# Amano shrimp sucked into the prefilter, how to prevent?



## Greeny (14 Mar 2022)

Hi guys,

Yesterday, I bought a couple of Amano shrimp to make sure they will be ok before buying some more at a later date and all seemed well. That night I was getting a little worried because they were swimming restlessly up and down around and around etc but I just read they get like that when they get excited about breeding etc. So apprehensively I went to bed. I looked for them in the morning, couldn't find them but had to go to work. I came back this evening and still couldn't find them so lifted rocks, checked behind plants, etc, and nothing.  Time to check the filter, so I pulled it apart, nothing on the filter, I poured the water that was in the canister housing from the pre-filter into a bucket, and low and behold, there they were there alive and kicking. They're back in now and seem fine and active, I had to apologize to them (even though they don't understand me) for pouring the water out quite brashly as I wasn't expecting them to be there. Thankfully, they seem unharmed coming out of their ordeal.

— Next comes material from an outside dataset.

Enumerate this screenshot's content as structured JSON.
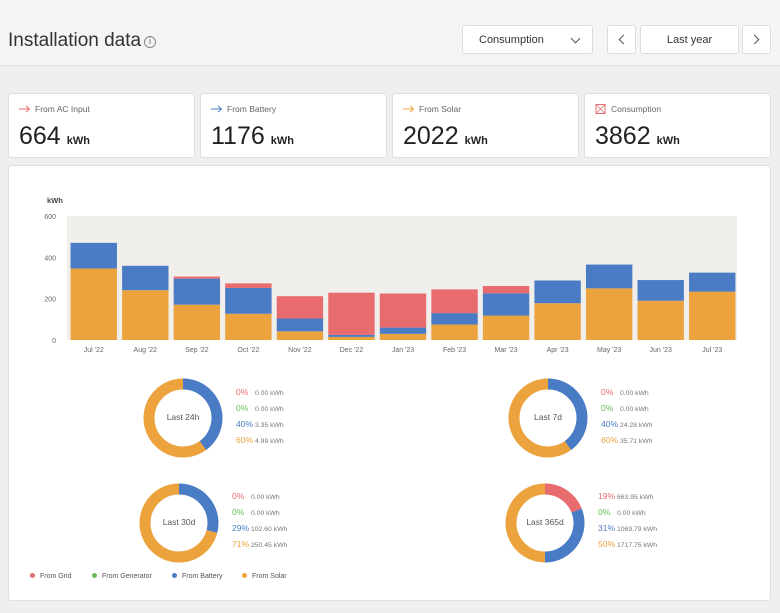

Anyway, I have an evolution aqua surface skimmer and was wondering how other people prevent shrimp from accidentally getting sucked into the filter. I do have another bottom that I could put in the top, I'm assuming that's where they must have got sucked up into.


----------



## palcente (15 Mar 2022)

If they are stressed or don't like the water they will climb on anything and so will probably get sucked into the filter through the skimmer. You could lift the skimmer for couple of days. I tend to wrap the edges of the tank with cling film for first couple of nights.


----------



## GHNelson (15 Mar 2022)

You could try cutting a very coarse sponge to fit inside the skimmer's head!


----------



## Greeny (15 Mar 2022)

Thanks to you both for your suggestions. Interesting to see what ideas came out of this. Luckily, I had a spare bottom part of the skimmer due to breaking an old one and have put that in the top. This has worked a treat. Also, they seem to have settled down now and look like they are getting back to a normal routine. I look forward to getting some more now I know there are no big issues with water parameters. I'll be sure to use the cling film method too just in case as I'll probably get the same acclimatisation issue with the new ones too.


----------



## Ajm200 (18 Mar 2022)

Cable tie a sponge or media net over intakes so tiny tank inhabitants are safe.


----------